West Indies are weak and can barely muster the will to play Test cricket these days. They will be further debilitated by having several of their leading players performing in the Indian Premier League while the series against England is taking place. It will be worth watching, if only to observe the continuing decline of the classic form of the game.

At least the schedule that follows for England is properly gruelling: New Zealand and Australia at home, then, in short order, Pakistan and South Africa away. It will determine the present and future of several players. Peter Moores, who looks likely to continue as coach despite calls for his head, will have almost no wriggle room left.

The views of former players fill no one with confidence. The manner of the World Cup exit has brought home the paltry state of the team and the feeling that what has happened in one-day cricket may be duplicated in Tests.

Mark Butcher, the former England batsman, said that people should hide behind the sofa rather than watch the Ashes. Glenn McGrath, the great former Australia fast bowler, was in equally trenchant form at a function in Sydney.

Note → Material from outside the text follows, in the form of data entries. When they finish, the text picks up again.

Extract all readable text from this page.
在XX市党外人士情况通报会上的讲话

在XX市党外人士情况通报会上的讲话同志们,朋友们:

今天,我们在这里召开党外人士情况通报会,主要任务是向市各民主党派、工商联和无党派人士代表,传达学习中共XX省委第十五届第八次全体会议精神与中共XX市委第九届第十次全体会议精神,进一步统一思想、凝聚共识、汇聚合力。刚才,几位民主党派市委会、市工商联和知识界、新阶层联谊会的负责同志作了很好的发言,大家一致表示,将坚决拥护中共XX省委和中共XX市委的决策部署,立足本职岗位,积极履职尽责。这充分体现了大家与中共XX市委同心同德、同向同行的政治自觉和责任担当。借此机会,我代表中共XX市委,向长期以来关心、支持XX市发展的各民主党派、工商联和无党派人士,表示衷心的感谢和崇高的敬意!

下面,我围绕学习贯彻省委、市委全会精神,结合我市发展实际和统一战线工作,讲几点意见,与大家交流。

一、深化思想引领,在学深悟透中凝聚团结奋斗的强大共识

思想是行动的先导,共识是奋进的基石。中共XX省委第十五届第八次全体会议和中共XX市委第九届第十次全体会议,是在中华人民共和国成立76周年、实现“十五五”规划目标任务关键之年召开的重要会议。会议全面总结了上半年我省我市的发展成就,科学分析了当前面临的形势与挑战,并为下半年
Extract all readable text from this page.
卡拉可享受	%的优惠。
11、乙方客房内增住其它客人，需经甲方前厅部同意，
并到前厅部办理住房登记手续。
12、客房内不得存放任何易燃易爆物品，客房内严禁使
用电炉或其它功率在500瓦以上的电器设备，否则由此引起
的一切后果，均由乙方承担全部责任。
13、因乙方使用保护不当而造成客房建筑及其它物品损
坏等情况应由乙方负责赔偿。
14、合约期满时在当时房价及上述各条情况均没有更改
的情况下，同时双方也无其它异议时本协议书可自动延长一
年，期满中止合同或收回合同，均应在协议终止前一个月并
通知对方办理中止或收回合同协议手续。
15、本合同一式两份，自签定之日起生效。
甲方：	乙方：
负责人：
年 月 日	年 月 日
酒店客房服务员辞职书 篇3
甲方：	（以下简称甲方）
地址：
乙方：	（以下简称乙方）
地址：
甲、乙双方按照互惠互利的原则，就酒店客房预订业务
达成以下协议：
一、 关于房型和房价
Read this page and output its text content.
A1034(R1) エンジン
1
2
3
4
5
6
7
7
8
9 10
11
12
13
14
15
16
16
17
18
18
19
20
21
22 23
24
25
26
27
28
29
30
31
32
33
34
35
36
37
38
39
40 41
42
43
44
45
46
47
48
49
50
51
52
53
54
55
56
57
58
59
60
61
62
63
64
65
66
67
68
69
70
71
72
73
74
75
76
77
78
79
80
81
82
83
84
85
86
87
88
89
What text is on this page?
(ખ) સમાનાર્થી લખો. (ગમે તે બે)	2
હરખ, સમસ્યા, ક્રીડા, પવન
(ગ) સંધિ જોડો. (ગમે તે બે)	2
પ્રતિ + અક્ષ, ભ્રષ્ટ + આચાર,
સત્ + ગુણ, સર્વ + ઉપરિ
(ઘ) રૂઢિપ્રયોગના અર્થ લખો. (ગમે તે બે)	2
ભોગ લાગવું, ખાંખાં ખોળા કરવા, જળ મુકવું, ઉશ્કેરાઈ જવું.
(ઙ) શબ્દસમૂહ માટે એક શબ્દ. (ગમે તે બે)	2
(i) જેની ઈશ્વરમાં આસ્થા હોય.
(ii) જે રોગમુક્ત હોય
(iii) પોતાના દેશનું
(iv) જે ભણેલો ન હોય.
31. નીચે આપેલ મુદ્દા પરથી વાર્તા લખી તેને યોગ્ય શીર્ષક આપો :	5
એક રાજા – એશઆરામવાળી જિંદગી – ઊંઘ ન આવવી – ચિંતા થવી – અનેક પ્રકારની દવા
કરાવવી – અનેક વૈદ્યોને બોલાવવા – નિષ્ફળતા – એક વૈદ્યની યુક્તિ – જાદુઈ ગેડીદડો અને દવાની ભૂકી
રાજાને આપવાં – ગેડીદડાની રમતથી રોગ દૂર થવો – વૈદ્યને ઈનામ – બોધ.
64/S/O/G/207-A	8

He said: “There is a clear gap between the sides. It will be interesting to see what happens in the next few months with English cricket. There is a West Indies tour coming up and then they will get home with a Duke ball, which swings. But it will take a big effort to compete with Australia.”

McGrath was reluctant to reprise his long-term mantra, that any Ashes series would finish 5-0 to Australia. Not that he didn’t believe it.

“If I’d have said it would be 3-1 then people would have asked which match Australia were going to lose,” he said. “Sometimes I dug myself in a hole. I didn’t predict 5-0 in the last series until after the first day of the first Test. There is potential for Australia to repeat it.”

There is a long way to go. But at present McGrath may not have to wait for another ball to be bowled before making his usual forecast.